Clarity measures the amount, size and placement of internal ‘inclusions,’ and external ‘blemishes.’ Grades run from ‘Flawless,’ with virtually no imperfections, to ‘Included,’ which contain a significant number of imperfections.
The cut does not refer to a diamond’s shape, but to the proportion and arrangement of its facets and the quality of workmanship. The amount of brilliance, sparkle and fire in a diamond is determined by cut. Grades range from ‘Excellent’ to ‘Poor.’
The carat refers to a diamond’s weight. Generally speaking, the higher the carat weight, the more expensive the stone. Two diamonds of equal carat weight, however, can have very different quality and price when the other three Cs are considered.
The design and craftsmanship of the diamond considers weight ratio (weight of the diamond relative to its diameter), the diamond’s girdle thickness (which affects its durability), the symmetry of its facet arrangement, and the quality of polish on those facets.
Cut is oftentimes confused with the shape of the diamond but cut refers to a stone’s facet arrangement. Shape refers to the outline of the stone. The most common diamond shape used in jewelry is round, as seen in the standard round brilliant cut. All other diamond shapes are known as fancy shapes. Traditional fancy shapes include the marquise, pear, oval and octagonal (as seen in the emerald cut). Square, cushion (square with rounded edges), triangle, and a variety of other shapes are also gaining popularity in diamond jewelry.
Used frequently in earrings, pendants and solitaire engagement rings, round brilliant remains the most popular shape for diamonds. Virtually all round diamonds are brilliant-cut and for good reason. When cut as a round brilliant, the diamond’s angles help to enhance its fire and brilliance.
Square or Princess
This dynamic shape has the extraordinary ability to look either modern or vintage, and creates the illusion of a larger diamond. Most square-shaped diamonds will feature a princess or Quadrillion cut, and are quite popular engagement ring choices. When choosing a square diamond, make sure all sides are parallel, and choose a prong setting that will protect the corners.
Rectangular shapes come in a variety of cuts, including cushion, barion, and baguette.
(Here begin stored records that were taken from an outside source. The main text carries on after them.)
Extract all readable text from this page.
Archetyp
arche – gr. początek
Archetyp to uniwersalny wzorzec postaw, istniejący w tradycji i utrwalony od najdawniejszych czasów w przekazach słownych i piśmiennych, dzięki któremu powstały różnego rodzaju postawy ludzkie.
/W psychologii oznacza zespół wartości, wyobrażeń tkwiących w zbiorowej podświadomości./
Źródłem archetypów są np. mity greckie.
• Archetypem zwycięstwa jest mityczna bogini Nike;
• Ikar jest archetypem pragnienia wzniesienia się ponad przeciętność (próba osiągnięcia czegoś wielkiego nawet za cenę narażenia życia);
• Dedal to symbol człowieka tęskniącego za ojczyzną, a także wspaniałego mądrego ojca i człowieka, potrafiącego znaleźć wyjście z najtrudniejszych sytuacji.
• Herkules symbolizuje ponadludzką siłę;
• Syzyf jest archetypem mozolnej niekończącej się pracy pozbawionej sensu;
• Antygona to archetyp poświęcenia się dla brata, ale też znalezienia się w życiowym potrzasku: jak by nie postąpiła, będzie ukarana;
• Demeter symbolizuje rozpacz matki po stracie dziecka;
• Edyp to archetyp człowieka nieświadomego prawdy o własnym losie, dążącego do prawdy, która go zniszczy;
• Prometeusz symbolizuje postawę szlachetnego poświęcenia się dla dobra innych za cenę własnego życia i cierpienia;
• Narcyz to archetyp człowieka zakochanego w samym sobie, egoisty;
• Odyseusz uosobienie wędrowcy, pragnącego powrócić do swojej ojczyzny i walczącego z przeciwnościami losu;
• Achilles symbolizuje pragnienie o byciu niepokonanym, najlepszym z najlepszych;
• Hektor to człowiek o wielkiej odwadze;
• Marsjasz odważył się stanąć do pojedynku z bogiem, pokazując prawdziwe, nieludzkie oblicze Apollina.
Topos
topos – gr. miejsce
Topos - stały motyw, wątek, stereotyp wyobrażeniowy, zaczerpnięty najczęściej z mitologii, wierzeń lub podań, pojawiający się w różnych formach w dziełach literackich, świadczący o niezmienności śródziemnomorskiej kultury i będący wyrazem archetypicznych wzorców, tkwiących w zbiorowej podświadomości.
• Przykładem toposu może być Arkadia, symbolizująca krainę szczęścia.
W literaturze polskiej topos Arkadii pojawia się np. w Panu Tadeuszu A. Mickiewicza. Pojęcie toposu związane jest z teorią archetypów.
The Asscher and cushion cuts surged in popularity in the early 1900’s, making these ideal for those who prefer classic jewelry. Look for parallel sides and even corners with this shape.
You’ll often see octagonal-shaped diamonds with an emerald cut, the emblem of the Art Deco period. The rectangular table and step-cut facets give it a mirror-like appearance, which means that clarity will be an important quality for the diamond, since inclusions are highly visible.
Oval-shaped diamonds have a long history, dating back as early as 1304 with the famous Koh-i-Noor. Today, they’re making a strong comeback, and are a popular choice, particularly if you’d like your finger to appear longer and slimmer. Like round diamonds, ovals cut in the brilliant style exhibit a similar fire and brilliance.
Named after a mistress of King Louis XV, whose mouth it was thought to resemble, this shape creates an illusion that the diamond is larger in size. Watch out of symmetry in marquise-shaped diamonds – even the slightest difference can make a diamond appear uneven and unbalanced.
Resembling a teardrop, the pear shape blends the best of the round and marquise shapes. Rounded shoulders and wings create an appealing outline, but symmetry is key for this shape. Wear the point out toward the tip of your fingers for a slimming effect on your hand.
This eternally romantic and feminine shape is not as prevalent as you might expect, making it all the more special. Heart-shaped diamonds should have two symmetrical halves with a distinct cleft and even wings and lobes. A perfect shape for Valentine’s Day.
Triangle or Trillion
Usually used a side stones, the triangle shape is a truly unique and adventurous choice for a solitaire. Most triangle-shaped diamonds are cut in the brilliant style, also called the trillion or trilliant cut. Inclusions tend to be easier to see with this shape, so look for a stone of high clarity.